Free radicals are produced through enzymatic and non-enzymatic systems in organisms, the latter can attack the polyunsaturated fatty (PUFA) in cell membranes, leading to lipid peroxidation and formation of lipid peroxide. Oxygen free radicals not only can cause cell damages by over oxidation of PUFA, but also can cause badly damages to membrane structure by breaking down the lipid peroxide (Dizdaroglu 2002). Thus, the MDA quantity can reflect the level of lipid peroxidation and indirectly reflect the level of attacks by free radicals. The results showed that the lipid peroxidation level increased as the DBP exposure concentration increased. The MDA quantities in all groups were detected to be increased notably after the first exposure day (p < 0.01) and were much higher than the blank group though there were fluctuations later, indicating that oxidative damages to carps were resulted from the DBP exposure. The molecular mechanism is probably that DBP restrained the activity of antioxidant enzymes, resulting in the accumulation of free radicals (Gałażyn-Sidorczuk et al. 2009). It was also possible that the metabolism of excess DBP can produce excess free radicals, which can attack the amido or imino groups in amino acid and unsaturated fatty acids in lipid bi-layer by metal ion catalyzing oxidation system. And finally, lipid peroxide such as MDA, hydroxyl and new free radicals were produced (He et al. 1999). The final MDA quantity was reduced under the low concentration exposure, showing that the oxidative damages can be eliminated by its antioxidant systems. However, the variation tendency of MDA quantity in medium and high concentration groups was similar to that of the DBP exposure groups. Under the combined exposure of DBP and DEHP, the MDA quantities in all groups were higher than single exposures indicating that worse oxidative damages were induced.

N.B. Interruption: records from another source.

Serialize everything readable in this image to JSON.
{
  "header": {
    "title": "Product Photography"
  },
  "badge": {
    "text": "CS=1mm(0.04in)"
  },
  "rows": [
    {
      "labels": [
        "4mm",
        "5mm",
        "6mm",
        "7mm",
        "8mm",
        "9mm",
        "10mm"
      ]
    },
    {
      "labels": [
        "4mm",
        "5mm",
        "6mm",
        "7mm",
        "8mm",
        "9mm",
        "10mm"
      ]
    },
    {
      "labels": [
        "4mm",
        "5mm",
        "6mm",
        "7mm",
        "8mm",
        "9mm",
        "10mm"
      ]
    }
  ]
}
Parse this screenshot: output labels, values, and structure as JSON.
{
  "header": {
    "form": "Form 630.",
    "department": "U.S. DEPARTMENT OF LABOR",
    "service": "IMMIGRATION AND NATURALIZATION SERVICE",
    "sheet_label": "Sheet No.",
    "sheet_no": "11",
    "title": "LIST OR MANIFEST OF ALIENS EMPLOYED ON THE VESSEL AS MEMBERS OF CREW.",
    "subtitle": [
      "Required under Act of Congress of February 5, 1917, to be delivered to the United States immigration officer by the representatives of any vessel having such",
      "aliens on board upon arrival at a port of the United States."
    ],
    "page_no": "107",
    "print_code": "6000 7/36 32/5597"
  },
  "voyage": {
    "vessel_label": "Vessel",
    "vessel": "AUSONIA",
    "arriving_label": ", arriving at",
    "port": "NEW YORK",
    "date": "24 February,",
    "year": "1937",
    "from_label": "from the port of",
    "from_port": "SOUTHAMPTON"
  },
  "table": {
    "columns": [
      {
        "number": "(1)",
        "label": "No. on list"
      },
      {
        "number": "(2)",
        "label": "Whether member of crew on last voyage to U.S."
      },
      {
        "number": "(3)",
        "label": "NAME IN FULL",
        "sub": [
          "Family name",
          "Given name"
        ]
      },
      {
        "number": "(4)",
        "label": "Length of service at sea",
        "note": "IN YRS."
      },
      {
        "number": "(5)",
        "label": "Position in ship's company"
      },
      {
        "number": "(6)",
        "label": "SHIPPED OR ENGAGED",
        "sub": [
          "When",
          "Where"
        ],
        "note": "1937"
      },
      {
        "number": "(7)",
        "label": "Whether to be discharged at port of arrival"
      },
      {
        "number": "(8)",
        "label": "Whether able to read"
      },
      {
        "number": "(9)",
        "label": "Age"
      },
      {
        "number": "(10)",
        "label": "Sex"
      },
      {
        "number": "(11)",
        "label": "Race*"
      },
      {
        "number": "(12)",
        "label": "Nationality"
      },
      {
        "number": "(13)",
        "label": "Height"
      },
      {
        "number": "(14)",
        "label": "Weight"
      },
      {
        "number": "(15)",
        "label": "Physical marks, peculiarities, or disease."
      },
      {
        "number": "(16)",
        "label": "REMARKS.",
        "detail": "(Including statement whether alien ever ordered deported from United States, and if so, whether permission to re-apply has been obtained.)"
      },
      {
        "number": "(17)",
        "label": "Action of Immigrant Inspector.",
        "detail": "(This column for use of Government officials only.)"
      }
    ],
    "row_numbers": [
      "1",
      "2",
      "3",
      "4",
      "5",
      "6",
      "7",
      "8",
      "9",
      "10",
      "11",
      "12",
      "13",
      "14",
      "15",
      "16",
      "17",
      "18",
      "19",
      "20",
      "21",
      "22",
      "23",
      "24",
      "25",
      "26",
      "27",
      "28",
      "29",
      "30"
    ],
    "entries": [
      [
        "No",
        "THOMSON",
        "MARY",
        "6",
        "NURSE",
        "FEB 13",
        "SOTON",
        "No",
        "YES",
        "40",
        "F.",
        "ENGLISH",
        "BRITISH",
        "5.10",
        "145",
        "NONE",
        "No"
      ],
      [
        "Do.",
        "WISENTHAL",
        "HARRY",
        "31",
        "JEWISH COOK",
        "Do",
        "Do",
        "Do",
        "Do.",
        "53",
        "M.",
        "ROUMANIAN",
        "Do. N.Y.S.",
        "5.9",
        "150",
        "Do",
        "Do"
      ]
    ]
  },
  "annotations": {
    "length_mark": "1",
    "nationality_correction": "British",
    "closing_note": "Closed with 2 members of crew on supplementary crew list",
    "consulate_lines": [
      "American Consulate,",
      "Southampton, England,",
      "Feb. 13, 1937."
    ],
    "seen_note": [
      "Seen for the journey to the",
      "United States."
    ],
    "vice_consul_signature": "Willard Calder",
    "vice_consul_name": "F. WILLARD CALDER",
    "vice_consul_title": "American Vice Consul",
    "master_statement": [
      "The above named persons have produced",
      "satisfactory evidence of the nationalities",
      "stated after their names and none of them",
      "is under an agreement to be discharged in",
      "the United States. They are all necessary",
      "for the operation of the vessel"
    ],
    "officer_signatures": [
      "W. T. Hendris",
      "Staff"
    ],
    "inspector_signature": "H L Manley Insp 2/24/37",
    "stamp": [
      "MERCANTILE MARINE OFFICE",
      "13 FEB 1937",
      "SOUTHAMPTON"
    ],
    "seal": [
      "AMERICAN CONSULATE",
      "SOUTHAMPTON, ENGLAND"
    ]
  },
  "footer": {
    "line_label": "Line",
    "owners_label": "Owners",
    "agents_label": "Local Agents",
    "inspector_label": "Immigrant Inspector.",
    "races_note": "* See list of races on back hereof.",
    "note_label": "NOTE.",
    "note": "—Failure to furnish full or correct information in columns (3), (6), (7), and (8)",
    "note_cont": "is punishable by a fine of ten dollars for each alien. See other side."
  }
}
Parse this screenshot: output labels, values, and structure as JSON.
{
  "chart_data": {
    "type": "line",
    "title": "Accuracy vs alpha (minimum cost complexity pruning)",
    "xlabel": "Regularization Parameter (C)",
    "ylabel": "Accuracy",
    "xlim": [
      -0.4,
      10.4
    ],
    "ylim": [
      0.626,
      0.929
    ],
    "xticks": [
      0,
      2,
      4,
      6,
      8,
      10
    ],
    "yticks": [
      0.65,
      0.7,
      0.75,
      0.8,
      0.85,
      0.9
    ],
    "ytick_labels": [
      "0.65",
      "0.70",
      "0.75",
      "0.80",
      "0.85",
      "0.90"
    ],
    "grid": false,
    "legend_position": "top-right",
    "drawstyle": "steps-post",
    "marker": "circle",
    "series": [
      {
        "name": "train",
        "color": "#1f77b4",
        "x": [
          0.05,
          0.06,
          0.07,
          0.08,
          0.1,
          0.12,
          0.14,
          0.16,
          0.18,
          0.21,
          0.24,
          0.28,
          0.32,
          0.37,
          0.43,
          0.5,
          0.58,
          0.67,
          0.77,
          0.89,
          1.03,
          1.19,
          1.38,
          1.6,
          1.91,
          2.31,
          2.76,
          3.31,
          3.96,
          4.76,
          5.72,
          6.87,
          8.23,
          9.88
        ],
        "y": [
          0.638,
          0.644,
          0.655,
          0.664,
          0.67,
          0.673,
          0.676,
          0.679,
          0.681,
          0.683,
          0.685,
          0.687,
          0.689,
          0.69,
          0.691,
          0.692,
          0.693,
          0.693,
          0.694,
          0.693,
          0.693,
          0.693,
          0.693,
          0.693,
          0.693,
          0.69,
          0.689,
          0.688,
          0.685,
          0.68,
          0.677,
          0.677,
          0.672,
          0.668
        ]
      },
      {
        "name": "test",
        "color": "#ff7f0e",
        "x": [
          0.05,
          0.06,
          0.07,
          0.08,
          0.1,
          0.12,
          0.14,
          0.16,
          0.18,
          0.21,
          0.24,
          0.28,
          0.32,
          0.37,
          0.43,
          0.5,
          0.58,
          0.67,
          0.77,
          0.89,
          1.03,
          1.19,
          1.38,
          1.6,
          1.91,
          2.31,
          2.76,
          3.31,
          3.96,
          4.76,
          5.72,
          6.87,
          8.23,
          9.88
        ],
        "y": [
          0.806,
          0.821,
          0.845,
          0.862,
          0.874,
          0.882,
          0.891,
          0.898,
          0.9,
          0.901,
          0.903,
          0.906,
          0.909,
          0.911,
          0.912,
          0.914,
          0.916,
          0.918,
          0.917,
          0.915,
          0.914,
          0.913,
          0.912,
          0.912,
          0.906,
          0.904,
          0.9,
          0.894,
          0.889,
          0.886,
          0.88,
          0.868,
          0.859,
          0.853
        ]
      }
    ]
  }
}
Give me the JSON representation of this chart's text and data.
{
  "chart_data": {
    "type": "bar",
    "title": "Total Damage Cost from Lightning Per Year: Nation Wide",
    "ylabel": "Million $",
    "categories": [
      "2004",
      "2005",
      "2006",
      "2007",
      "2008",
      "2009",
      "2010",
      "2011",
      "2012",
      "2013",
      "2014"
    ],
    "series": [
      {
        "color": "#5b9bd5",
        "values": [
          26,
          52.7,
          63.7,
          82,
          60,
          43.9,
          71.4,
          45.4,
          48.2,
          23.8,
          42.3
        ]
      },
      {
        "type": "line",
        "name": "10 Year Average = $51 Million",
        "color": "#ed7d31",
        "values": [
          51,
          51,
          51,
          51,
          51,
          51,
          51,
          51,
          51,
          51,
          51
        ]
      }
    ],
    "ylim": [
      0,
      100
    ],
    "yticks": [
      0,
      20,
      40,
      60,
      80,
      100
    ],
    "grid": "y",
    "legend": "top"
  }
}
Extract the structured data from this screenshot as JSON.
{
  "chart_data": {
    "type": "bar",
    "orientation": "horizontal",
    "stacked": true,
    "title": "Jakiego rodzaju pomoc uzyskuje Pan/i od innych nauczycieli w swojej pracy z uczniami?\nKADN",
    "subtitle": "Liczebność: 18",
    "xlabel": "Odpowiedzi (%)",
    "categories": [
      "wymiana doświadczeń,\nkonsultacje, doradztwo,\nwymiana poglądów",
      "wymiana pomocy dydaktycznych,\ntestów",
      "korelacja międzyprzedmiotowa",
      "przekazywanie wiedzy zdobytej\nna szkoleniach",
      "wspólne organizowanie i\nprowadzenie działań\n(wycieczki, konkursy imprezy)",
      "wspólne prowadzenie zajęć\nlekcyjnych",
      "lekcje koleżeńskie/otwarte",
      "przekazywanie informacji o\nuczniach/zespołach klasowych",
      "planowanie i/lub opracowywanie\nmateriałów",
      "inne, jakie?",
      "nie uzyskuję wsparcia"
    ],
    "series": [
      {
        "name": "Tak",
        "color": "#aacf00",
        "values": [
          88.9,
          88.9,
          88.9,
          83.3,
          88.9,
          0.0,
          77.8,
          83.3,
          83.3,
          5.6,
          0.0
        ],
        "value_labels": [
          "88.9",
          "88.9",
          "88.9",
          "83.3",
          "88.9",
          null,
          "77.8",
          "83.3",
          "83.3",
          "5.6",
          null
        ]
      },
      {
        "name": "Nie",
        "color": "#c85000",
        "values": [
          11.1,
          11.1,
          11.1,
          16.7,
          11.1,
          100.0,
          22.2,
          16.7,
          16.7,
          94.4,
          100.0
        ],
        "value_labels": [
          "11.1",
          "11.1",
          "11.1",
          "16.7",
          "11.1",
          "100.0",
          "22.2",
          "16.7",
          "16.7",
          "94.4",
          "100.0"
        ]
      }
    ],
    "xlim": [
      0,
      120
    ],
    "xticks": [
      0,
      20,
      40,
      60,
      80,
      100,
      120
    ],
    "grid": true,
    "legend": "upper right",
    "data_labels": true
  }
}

Due to the low concentration of phthalate esters and the complex analytical background, we have not measured the actual concentration of DHP and DEHP in the exposure medium or the organism samples. Nevertheless, strong relevance between the antioxidant enzyme activity in liver of carps and the pollutant dose still could be found in our study. Thus, we suggest that the antioxidant enzyme index may be used as the toxicological indicators of early plasticizers pollution for aquatic organisms monitoring.

Conclusions

  1. (1)

    The half lethal concentrations (96 h-LC50) of DBP and DEHP were 16.30 and 37.95 mg L−1, respectively, belonging to the high level toxic compounds.

  2. (2)

    Liver is an important target organ. The XOD activity, CAT activity and MDA quantity varied notably as the exposure time and concentration increased and the combined exposure can aggravate this change. It could be suggested that XOD, CAT and MDA are a series of effective biomarkers to indicate the early pollution from DBP and DEHP.

  3. (3)

    The influence of DBP and EDHP on antioxidant enzyme in liver of carps was a dynamic process, which is in accordance with the toxicological rules. According to the typical impacts of plasticizers on aquatic ecosystem nowadays, we suggest the antioxidant enzyme index may be used as the toxicological indicators for aquatic organisms monitoring.